I cannot, in good conscience, monetarily contribute to the Harry Potter mania that has swept the globe for the past decade.

However, here I have complied excerpts from a half a dozen reviews from respected film critics.  The mood seems mostly middle ground, and bad not great, but most everyone agrees that the filmmakers are circle-jerking us with Part 1, building up to the finale.

Thank God these critics exist, for they are willing to do what I am not:

Peter Travers, Rolling Stone: Like a virgin's padded bra, Harry Potter and the Deathly Hallows, Part I is all tease, zero payoff.

Richard Corliss, Time Magazine: Now the end is near, and the series' myriad fans, thronging to the opening of Harry Potter and the Deathly Hallows Part 1, face their gravest challenge yet: sitting through it.

Roger Ebert, Chicago Sun TimesHarry Potter and the Deathly Hallows is a handsome and sometimes harrowing film, and will be completely unintelligible for anyone coming to the series for the first time.  Though I’ve seen all the films, there were times when I had no idea what they were talking about.

A.O. Scott, The New York Times: But it is, to an unusual and somewhat risky degree, sadder and slower than the earlier films.

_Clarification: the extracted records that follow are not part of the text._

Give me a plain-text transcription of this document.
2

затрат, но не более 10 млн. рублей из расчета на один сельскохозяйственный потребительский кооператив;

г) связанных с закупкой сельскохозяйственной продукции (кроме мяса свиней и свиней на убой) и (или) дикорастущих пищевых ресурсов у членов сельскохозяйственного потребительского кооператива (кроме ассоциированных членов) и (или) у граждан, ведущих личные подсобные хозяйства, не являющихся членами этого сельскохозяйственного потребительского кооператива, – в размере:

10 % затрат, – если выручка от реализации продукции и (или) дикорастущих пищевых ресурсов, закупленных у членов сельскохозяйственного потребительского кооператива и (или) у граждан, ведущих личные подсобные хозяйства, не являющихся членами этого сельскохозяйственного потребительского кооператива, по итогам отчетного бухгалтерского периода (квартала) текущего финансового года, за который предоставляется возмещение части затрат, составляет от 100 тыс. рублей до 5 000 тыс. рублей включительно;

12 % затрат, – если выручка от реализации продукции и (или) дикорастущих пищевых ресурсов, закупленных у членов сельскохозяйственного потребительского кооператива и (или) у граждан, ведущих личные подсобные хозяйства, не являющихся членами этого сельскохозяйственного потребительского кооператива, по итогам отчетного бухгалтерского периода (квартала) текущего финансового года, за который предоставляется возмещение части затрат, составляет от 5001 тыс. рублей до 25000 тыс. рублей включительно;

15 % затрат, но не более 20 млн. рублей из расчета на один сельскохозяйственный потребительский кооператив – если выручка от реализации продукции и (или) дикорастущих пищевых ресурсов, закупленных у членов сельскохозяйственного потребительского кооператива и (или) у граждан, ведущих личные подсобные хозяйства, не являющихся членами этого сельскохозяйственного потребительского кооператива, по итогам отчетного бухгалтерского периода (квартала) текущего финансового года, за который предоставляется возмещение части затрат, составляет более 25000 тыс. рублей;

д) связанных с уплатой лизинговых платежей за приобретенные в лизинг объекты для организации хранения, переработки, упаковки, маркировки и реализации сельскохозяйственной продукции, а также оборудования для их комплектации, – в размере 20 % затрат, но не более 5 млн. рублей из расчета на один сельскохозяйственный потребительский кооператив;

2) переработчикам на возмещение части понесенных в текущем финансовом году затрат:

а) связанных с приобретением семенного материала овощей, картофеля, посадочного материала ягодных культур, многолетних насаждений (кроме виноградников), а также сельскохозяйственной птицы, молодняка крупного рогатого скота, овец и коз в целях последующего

It is also much less of a showcase (or bank vault, as the case may be) for the middle and senior generations of British actors. 

Scott Bowles, USA Today: Menacing and meditative, Hallows is arguably the best installment of the planned eight-film franchise, though audiences who haven't kept up with previous chapters will be hopelessly lost.

Ann Hornaday, The Washington Post: It's half of a really good movie, full of the enchantment, emotion and incident for which the Potter series has become so fanatically cherished.